A course precipitous, of dizzy speed,
Suspending thought and breadth; a monstrous sight!
For in the air do I behold, indeed,
An Eagle and a Serpent wreathed in fight:--
And now relaxing its impetuous flight,
Before the aerial rock on which I stood,
The Eagle hovering, wheel'd to left and right,
And hung with lingering wings over the flood,
And startled with its yells the wide air's solitude.
A shaft of light upon its wings descended,
And every golden feather gleam'd therein--
Feather and scale inextricable blended,
The Serpent's mail'd and many-color'd skin
Shone through the plumes its coils were twined within
By many a swollen and knotted fold and high
And far the neck receding lithe and thin,
Sustain'd a crested head which warily
Shifted and glanced before the Eagle's steadfast eye.
Around, around, in ceaseless circles wheeling,
With clang of wings and scream, the Eagle sail'd
Incessantly--sometimes on high concealing
Its lessening orbs sometimes as if it fail'd,
Droop'd through the air; and still it shriek'd and wail'd,
And casting back its eager head with beak
And talon unremittingly assail'd
The wreathed Serpent, who did ever seek
Upon his enemy's heart a mortal wound to wreak.
What life, what power, was kindled and arose
Within the sphere of that appalling fray!
For from the encounter of these wondrous foes,
A vapor like the sea's suspended spray
Hung gather'd: in the void air, far away,
Floated the shatter'd plumes; bright scales did leap,
Where'er the Eagle's talons made their way,
Like sparks into the darkness,--as they sweep,
Blood stains the snowy foam of the tumultuous deep.
Swift chances in that combat--many a cheek,
And many a chance, a dark and wild turmoil;
Sometimes the snake around his enemy's neck
Lock'd in stiff wings his adamantine coil,
Until the Eagle, faint with pain and toil,
Remitted his strong flight, and near the sea
Languidly flutter'd, hopeless so to foil
His adversary, who then rear'd on high
His red and burning crest radiant with victory.

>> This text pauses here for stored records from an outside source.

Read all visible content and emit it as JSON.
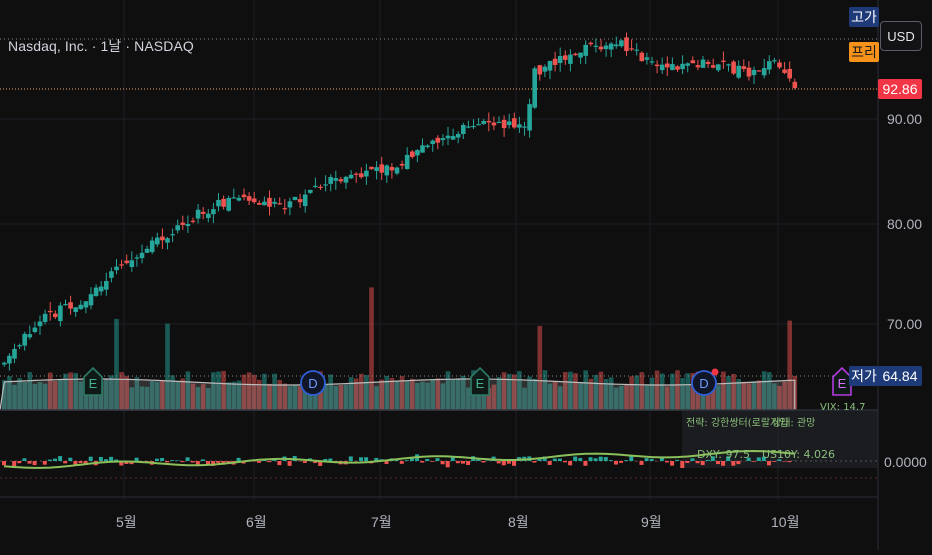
{
  "header": {
    "symbol_title": "Nasdaq, Inc. · 1날 · NASDAQ",
    "currency_button": "USD"
  },
  "tags": {
    "high_label": "고가",
    "pre_label": "프리",
    "low_label": "저가",
    "current_price": "92.86",
    "low_price": "64.84",
    "osc_value": "0.0000"
  },
  "y_axis": [
    "90.00",
    "80.00",
    "70.00"
  ],
  "x_axis": [
    "5월",
    "6월",
    "7월",
    "8월",
    "9월",
    "10월"
  ],
  "indicator": {
    "strategy": "전략: 강한쌍터(로랄지입",
    "state": "상태: 관망",
    "vix": "VIX: 14.7",
    "dxy": "DXY: 97.5",
    "us10y": "US10Y: 4.026"
  },
  "events": [
    {
      "type": "E",
      "kind": "earnings"
    },
    {
      "type": "D",
      "kind": "dividend"
    },
    {
      "type": "E",
      "kind": "earnings"
    },
    {
      "type": "D",
      "kind": "dividend"
    },
    {
      "type": "E",
      "kind": "earnings"
    }
  ],
  "colors": {
    "up": "#26a69a",
    "down": "#ef5350",
    "price_line": "#f7a35c",
    "osc_line": "#8bbf5a",
    "bg": "#0f0f10",
    "high_tag_bg": "#1e3a78",
    "pre_tag_bg": "#f7931a",
    "price_tag_bg": "#f23645",
    "low_tag_bg": "#1e3a78"
  },
  "chart_data": {
    "type": "candlestick",
    "y_range": [
      60.7,
      98.4
    ],
    "x_range": [
      "2025-04-01",
      "2025-10-20"
    ],
    "closes_start": 66.0,
    "close_path": [
      [
        "2025-04-01",
        66.0
      ],
      [
        "2025-04-10",
        70.5
      ],
      [
        "2025-04-20",
        72.5
      ],
      [
        "2025-05-01",
        76.5
      ],
      [
        "2025-05-15",
        80.5
      ],
      [
        "2025-05-25",
        82.5
      ],
      [
        "2025-06-05",
        81.5
      ],
      [
        "2025-06-15",
        84.0
      ],
      [
        "2025-07-01",
        85.5
      ],
      [
        "2025-07-10",
        88.0
      ],
      [
        "2025-07-20",
        90.0
      ],
      [
        "2025-07-30",
        89.0
      ],
      [
        "2025-08-01",
        94.5
      ],
      [
        "2025-08-10",
        96.5
      ],
      [
        "2025-08-20",
        97.5
      ],
      [
        "2025-08-30",
        95.0
      ],
      [
        "2025-09-10",
        95.5
      ],
      [
        "2025-09-20",
        94.5
      ],
      [
        "2025-09-25",
        96.0
      ],
      [
        "2025-09-30",
        92.86
      ]
    ],
    "last_price": 92.86,
    "osc_y_value": 0.0
  }
}
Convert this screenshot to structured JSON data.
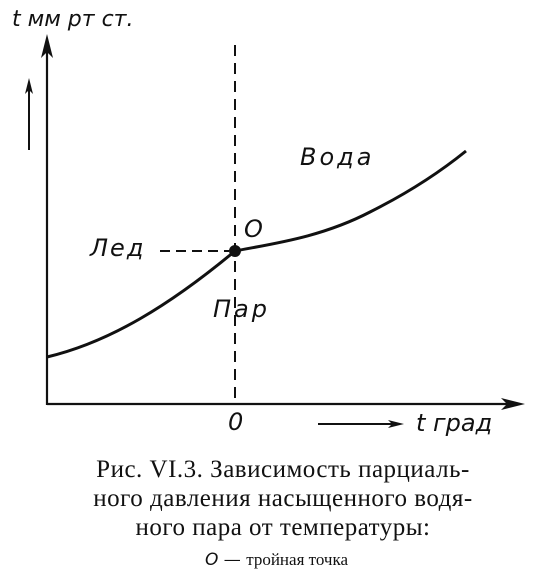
{
  "diagram": {
    "y_axis_label": "t мм рт ст.",
    "x_axis_label": "t град",
    "x_tick": "0",
    "triple_point_label": "O",
    "regions": {
      "water": "Вода",
      "ice": "Лед",
      "vapor": "Пар"
    },
    "colors": {
      "ink": "#111111",
      "background": "#ffffff"
    }
  },
  "caption": {
    "line1": "Рис. VI.3. Зависимость парциаль-",
    "line2": "ного давления насыщенного водя-",
    "line3": "ного пара от температуры:",
    "legend_symbol": "O",
    "legend_dash": "—",
    "legend_text": "тройная точка"
  }
}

Then on the white edge of the bursting surge,
Where they had sunk together; would the snake
Relax his suffocating grasp, and scourge
The wind with his wild writhings; for to break
That chain of torment, the vast bird would shake
The strength of his unconquerable wings
As in despair, and with his sinewy neck,
dissolve in sudden shock those linked rings,
Then soar--as swift as smoke from a volcano springs.
Wile baffled wile, and strength encounter'd
Thus long, but unprevailing:--the event
Of that portentous fight appear'd at length;
Until the lamp of day was almost spent
It had endured, when lifeless, stark and rent,
Hung high that mighty Serpent, and at last
Fell to the sea, while o'er the continent,
With clang of wings and scream the Eagle past,
Heavily borne away on the exhausted blast.